Morowitz hopes to release one Sweetheart Theatres DVD per month, with the next release being a Little Oral Annie double-feature, but where the 'Billy Baggs' release is patterned on the look of the World Theater, the Little Oral Annie disk will be patterned on the Circus Theater, which Morowitz described as "really more of the X-rated arm of the Sweetheart chain, sort of a second-rate Pussycat."

"The Pussycat was a great theater chain, especially on the West Coast," he acknowledged, "and of course, the World was that theater that, if you got your movie played at the World Theater, whether you were Metzger or Damiano, you could get it played anywhere, so that was a little more classy.

"The Oral Annie ones, Inside Little Oral Annie and Little Oral Annie Takes Manhattan happen to be two very classic Video-X-Pix features, both shot on film, even in '84," he continued, "and they're both by Joe Sarno, shot in 35mm, and oddly enough, Sarno shot so much footage for the one movie, they turned it into two. The point is, we transferred the negatives into HD, we did the trailers, I got an interview with a couple of people who were actually on the set working, so again, it's a little bit more of a way that we wanted to continue to showcase the historical important context of these films but not make these things too ridiculously expensive and crazy so that people can't enjoy them."

Also in the pipeline: Another double bill featuring two Radley Metzger hits, The Opening of Misty Beethoven and Barbara Broadcast.

"Again, the DVD will have extras from [Metzger cinematographer] Paul Glickman, and I did a nice interview with Constance Money herself, which I didn't publicize because she wanted me to keep it quiet," Morowitz noted. "It'll certainly be on the DVD and it's great that she spoke and she's lovely and I like her very much, so there'll be stuff like that."

Perhaps even better for dyed-in-the-wool classic fans will be the Max Pecas double-feature, Felecia and A Sweet Taste of Honey, both uncut and both from 2K scans. which Sweetheart Theatres will be releasing sometime this winter.

"There are films that are already in my archive that have gotten video transfers of maybe 30 years ago, and have never been touched since then," Morowitz announced. "They're films from all the great filmmakers from back in the day, whether it be Blonde Ambition or Every Inch A Lady from the Amero Brothers, or Chuck Vincent's Wanda Whips Wall Street or Roommates. Many of those will also get single releases because we may want to release Blu-rays of them as well. Another way I decide what should maybe get a double or a single is, I may have plans for a release like I have for Roommates. I've done so much work over the years with Jane [Hamilton aka Veronica Hart] and Kelly [Nichols] and Larry Revene and Rick Marx and everybody involved in that film, that we decided that that would be best served, even though it fits right into the whole New York Sweetheart chain, as a stand-alone, because it's that strong of a film."

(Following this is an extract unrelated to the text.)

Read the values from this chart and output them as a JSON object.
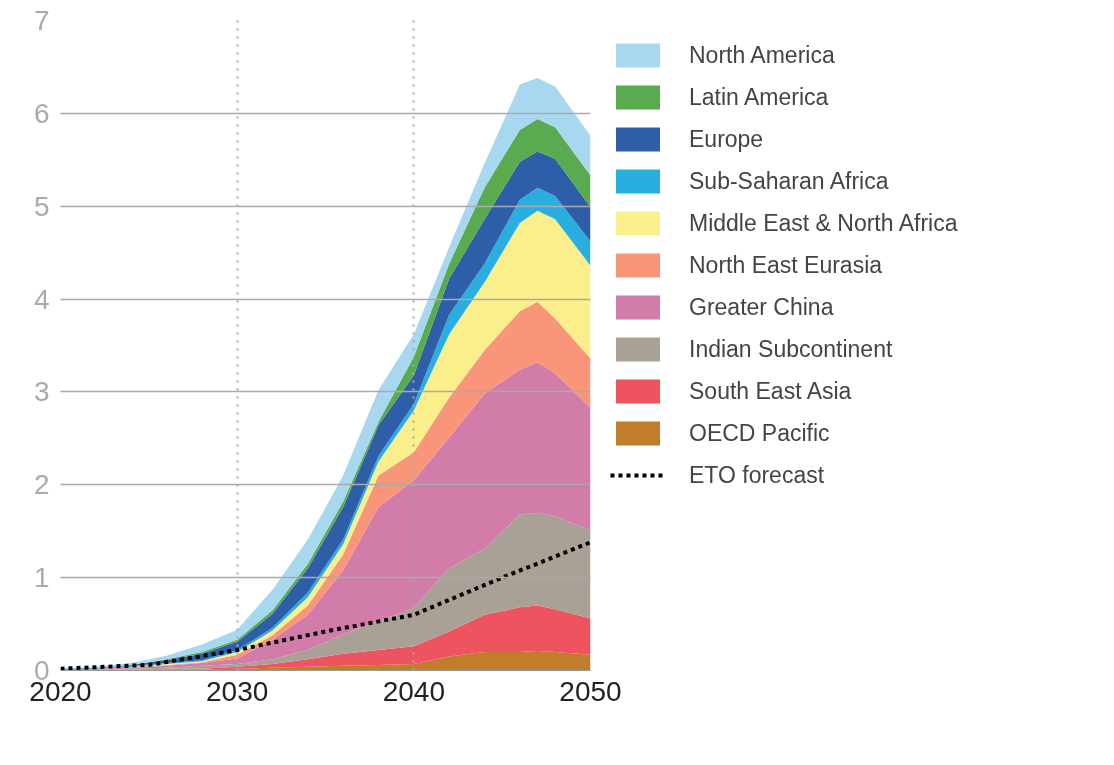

Since Morowitz has to rely on an outside lab to scan his negatives, releases will likely come a little slower than from a studio that has its own lab in-house—but what the heck? Classics fans have been waiting for some of these releases for decades, so what's another few months?

"I'm really having fun with it, and to be blunt, with adult distribution, the whole game's changed so much, the DVD market is sort of non-existent, and the only adult businesspeople I know that are surviving in it are the ones that serve the niche market, underground cults, you know, the old school genre niche," Morowitz lamented. "So I'm trying to have fun with it and trying to build up the line. It's sort of a numbers game, but what is most important is to go along with the concept and then at the same time keep up the quality."